Considerando la natura illecita del fenomeno, è difficile dare una quantificazione esatta dell’esercito di abusivi che opera in Italia.

«È però possibile – dicono da Confesercenti –, attraverso l’incrocio di banche dati istituzionali, stimare che in Italia sono in attività almeno 100mila irregolari: tanti sono infatti gli imprenditori che registrano la propria impresa alla Camera di Commercio ma che poi svaniscono nell’ombra, senza versare tasse o contributi, lasciando traccia solo sulle banche dati istituzionali».

«A questi si aggiungono quelli dei quali non si ha alcuna traccia. Tra i settori del commercio, quello su aree pubbliche sem­brerebbe essere il più vitale: dal 2011 al 2015, le imprese del commercio ambulante registrate nel settore sono passate da 175mila a oltre 190mila, con un aumento del 9%. A trainare la crescita però sono le imprese con titolare originario di Paesi non Ue: ogni 100 imprese italiane operano oggi in Italia 104 imprese stra­niere con una incidenza nel 2015 superiore al 50% del totale, laddove nel 2011 la quota era 42,2%. In Toscana nel 2011 vi erano 102 imprese straniere su 100 italiane, oggi sono 129 su 100 con una incidenza che è passata dal 51% al 64,5%».
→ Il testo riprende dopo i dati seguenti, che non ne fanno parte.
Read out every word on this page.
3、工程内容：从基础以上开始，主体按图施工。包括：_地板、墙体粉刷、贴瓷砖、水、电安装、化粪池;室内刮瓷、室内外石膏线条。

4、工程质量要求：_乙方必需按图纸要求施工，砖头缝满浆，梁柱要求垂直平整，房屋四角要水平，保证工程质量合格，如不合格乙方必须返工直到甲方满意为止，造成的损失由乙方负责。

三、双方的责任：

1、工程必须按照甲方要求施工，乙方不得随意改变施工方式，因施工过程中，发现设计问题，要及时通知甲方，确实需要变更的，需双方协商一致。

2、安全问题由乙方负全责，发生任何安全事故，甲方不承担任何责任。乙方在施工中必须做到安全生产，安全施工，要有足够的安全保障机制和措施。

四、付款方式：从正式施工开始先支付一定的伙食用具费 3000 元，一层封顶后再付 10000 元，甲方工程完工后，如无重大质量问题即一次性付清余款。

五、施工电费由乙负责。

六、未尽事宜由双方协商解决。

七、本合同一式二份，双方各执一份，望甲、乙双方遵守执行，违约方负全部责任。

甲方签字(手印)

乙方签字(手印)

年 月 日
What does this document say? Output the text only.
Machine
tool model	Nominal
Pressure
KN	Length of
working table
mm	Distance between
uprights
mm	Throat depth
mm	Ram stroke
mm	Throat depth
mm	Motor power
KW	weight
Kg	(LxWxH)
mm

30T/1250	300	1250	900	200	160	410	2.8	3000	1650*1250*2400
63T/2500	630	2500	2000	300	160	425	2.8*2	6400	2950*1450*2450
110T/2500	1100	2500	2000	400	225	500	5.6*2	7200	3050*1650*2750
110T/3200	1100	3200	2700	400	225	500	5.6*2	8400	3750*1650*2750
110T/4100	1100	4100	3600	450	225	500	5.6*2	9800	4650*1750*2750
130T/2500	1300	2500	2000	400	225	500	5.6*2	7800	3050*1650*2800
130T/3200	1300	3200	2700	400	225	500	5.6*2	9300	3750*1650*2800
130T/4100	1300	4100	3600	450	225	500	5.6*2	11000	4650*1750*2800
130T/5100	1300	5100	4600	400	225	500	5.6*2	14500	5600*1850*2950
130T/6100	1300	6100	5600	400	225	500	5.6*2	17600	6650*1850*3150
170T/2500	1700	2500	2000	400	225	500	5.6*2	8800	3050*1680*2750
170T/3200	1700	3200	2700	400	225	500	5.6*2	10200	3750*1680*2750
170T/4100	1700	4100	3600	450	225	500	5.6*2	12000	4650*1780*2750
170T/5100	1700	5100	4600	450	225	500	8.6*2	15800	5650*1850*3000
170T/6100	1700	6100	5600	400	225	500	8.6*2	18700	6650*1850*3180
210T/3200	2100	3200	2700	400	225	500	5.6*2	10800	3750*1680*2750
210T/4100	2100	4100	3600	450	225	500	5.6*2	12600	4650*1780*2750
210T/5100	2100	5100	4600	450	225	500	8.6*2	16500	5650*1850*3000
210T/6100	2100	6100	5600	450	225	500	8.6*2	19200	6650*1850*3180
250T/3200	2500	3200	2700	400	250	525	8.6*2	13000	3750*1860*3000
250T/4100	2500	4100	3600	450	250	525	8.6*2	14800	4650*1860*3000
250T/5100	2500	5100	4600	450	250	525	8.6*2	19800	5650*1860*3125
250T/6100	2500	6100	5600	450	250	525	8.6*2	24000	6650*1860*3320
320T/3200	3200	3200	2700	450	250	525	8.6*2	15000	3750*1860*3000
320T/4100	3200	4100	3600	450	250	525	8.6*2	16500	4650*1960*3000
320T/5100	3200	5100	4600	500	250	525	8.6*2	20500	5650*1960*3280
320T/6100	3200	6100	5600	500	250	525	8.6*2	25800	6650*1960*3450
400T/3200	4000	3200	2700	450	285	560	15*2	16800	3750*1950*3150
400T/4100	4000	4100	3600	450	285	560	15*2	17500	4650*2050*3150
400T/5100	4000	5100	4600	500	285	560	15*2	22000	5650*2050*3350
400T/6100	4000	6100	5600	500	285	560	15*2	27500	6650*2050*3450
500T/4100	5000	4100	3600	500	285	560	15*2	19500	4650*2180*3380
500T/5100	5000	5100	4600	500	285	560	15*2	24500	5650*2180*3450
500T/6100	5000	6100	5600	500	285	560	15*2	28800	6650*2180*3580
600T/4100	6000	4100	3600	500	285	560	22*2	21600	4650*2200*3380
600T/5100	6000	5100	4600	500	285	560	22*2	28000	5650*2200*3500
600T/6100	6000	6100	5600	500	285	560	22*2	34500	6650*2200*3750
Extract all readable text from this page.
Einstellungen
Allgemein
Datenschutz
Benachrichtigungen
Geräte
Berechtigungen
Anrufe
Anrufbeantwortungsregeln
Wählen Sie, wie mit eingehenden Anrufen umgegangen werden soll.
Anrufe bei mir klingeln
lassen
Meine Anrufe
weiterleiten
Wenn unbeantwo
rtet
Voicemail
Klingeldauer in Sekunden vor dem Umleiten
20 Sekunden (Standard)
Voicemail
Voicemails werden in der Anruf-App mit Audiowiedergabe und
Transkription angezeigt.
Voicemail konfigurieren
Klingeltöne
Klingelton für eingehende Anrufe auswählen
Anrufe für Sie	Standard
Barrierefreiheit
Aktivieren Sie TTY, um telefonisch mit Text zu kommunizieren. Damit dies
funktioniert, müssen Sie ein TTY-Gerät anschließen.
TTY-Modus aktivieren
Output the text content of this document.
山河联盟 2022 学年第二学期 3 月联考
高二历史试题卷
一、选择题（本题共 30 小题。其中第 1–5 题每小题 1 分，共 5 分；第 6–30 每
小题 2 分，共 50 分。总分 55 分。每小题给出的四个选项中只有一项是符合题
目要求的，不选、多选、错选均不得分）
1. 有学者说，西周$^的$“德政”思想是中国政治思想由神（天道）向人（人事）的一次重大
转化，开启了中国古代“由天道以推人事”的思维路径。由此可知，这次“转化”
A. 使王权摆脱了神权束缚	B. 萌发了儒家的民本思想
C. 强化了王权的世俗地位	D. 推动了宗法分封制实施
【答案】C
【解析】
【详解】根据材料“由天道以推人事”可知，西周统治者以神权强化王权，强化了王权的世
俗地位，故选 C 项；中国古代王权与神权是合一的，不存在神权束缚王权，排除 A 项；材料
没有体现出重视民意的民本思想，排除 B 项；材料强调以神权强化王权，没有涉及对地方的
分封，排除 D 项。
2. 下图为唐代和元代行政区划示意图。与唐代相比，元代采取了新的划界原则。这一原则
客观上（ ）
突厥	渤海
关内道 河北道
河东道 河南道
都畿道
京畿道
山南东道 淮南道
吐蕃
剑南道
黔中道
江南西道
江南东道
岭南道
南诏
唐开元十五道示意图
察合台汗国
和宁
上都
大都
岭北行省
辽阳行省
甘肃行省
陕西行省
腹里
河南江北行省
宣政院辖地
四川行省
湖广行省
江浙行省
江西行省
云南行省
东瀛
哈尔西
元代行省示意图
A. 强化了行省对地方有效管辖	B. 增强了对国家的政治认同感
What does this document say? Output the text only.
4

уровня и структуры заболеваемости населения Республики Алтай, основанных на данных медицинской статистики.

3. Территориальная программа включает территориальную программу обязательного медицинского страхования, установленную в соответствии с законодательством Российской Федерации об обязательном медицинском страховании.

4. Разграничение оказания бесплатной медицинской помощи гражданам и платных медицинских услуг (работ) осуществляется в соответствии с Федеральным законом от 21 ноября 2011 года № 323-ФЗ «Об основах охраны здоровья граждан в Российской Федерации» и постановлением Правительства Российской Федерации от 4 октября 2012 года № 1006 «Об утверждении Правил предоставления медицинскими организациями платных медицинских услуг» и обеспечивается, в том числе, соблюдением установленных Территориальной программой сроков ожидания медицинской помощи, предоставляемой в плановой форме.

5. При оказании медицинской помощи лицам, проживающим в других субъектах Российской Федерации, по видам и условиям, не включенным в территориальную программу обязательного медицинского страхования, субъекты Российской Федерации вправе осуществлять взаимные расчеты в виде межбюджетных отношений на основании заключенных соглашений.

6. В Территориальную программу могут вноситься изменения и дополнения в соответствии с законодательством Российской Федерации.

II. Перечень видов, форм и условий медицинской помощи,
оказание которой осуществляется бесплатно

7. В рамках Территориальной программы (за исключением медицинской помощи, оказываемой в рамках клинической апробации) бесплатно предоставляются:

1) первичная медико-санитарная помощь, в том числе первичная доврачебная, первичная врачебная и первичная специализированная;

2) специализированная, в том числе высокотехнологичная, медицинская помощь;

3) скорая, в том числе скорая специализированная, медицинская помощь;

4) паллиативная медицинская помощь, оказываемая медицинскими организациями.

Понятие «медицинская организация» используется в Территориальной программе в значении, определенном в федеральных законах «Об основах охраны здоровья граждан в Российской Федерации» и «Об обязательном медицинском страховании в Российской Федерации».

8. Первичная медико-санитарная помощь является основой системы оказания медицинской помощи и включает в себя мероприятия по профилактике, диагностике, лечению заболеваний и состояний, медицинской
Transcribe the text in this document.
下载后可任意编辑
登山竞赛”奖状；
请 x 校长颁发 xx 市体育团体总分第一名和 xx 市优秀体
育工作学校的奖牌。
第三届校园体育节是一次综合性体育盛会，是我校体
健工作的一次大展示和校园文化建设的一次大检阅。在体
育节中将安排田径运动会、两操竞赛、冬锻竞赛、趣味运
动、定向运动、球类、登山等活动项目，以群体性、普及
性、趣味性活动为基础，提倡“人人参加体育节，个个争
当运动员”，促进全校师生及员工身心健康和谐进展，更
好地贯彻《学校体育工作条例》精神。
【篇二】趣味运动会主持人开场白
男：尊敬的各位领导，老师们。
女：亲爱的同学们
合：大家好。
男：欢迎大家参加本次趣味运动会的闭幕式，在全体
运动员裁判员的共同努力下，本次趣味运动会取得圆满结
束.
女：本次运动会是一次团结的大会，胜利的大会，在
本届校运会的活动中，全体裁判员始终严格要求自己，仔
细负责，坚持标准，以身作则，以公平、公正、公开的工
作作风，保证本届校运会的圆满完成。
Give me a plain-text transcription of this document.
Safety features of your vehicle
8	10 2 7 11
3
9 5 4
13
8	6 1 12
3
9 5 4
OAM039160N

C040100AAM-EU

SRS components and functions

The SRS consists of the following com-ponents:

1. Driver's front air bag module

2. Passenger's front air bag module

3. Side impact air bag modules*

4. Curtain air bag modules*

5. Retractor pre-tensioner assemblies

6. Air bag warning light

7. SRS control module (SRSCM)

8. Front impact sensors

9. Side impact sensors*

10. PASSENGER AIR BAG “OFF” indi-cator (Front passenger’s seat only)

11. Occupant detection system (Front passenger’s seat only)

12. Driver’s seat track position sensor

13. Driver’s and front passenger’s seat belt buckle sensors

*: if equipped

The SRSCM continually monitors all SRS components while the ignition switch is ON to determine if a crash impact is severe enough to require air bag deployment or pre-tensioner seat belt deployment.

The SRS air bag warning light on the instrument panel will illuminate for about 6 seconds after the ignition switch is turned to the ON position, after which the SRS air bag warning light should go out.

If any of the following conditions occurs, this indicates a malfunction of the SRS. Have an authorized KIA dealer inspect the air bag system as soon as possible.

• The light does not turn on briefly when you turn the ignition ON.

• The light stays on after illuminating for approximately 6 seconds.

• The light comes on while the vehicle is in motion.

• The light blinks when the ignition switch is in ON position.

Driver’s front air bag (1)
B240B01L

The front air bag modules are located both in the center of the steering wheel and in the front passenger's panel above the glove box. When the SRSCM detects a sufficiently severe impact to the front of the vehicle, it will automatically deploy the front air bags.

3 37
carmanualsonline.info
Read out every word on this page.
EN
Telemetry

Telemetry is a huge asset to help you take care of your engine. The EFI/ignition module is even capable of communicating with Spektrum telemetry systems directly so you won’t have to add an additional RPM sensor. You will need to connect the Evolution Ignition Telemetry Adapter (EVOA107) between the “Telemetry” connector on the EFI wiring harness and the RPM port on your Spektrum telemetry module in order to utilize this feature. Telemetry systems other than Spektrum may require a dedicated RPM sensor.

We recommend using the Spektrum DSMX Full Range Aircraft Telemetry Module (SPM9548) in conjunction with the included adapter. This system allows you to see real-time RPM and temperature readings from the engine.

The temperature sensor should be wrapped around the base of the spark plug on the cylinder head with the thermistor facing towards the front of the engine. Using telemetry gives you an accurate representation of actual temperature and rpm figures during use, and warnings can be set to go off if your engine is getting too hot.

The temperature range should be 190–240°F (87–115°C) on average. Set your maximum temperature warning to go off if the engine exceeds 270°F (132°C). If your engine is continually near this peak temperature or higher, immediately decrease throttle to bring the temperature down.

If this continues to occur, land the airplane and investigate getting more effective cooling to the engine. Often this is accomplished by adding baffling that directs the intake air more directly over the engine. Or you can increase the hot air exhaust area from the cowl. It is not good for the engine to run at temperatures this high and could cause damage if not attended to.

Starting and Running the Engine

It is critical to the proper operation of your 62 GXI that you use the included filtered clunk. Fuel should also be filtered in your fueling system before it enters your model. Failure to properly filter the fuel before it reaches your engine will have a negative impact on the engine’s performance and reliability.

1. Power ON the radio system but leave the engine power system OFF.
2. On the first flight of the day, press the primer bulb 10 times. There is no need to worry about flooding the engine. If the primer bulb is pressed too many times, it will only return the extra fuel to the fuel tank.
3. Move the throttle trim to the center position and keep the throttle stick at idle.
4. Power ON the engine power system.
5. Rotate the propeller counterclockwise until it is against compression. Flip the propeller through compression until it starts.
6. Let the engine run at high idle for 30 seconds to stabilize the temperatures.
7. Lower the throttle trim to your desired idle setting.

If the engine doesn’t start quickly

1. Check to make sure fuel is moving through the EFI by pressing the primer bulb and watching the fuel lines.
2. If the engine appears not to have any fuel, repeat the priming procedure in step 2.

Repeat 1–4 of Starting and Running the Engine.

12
«Naturalmente gli imprenditori stranieri che svolgono legalmente l’attività di commercio su aree pubbliche non sono un problema, ma una risorsa. Il problema sono gli irregolari e gli abusivi, di qualunque pro­venienza essi siano. Purtroppo la correlazione tra extracomunitari e imprese irregolari è spesso molto stretta».

Le proposte di ANVA per la lotta all’abusivismo possono essere riassunte così: Chiediamo che le banche dati di Unioncamere, Agenzia delle entrate e INPS, vengano messe in linea per evitare che iscrizioni “strumentali” facciano lievitare un numero di imprese che di fatto è inesistente; Proponiamo che ogni anno il registro delle imprese sia verificato, cancellando le imprese e le partite iva inattive; chiediamo una seria politica di controlli sull’abusivismo commerciale, a maggior ragione disponendo di informazioni corrette ed affidabili; è necessario operare per promuovere e sensibilizzare un cambiamento culturale: comprare merce contraffatta o merce da venditori abusivi non aiuta nessuno.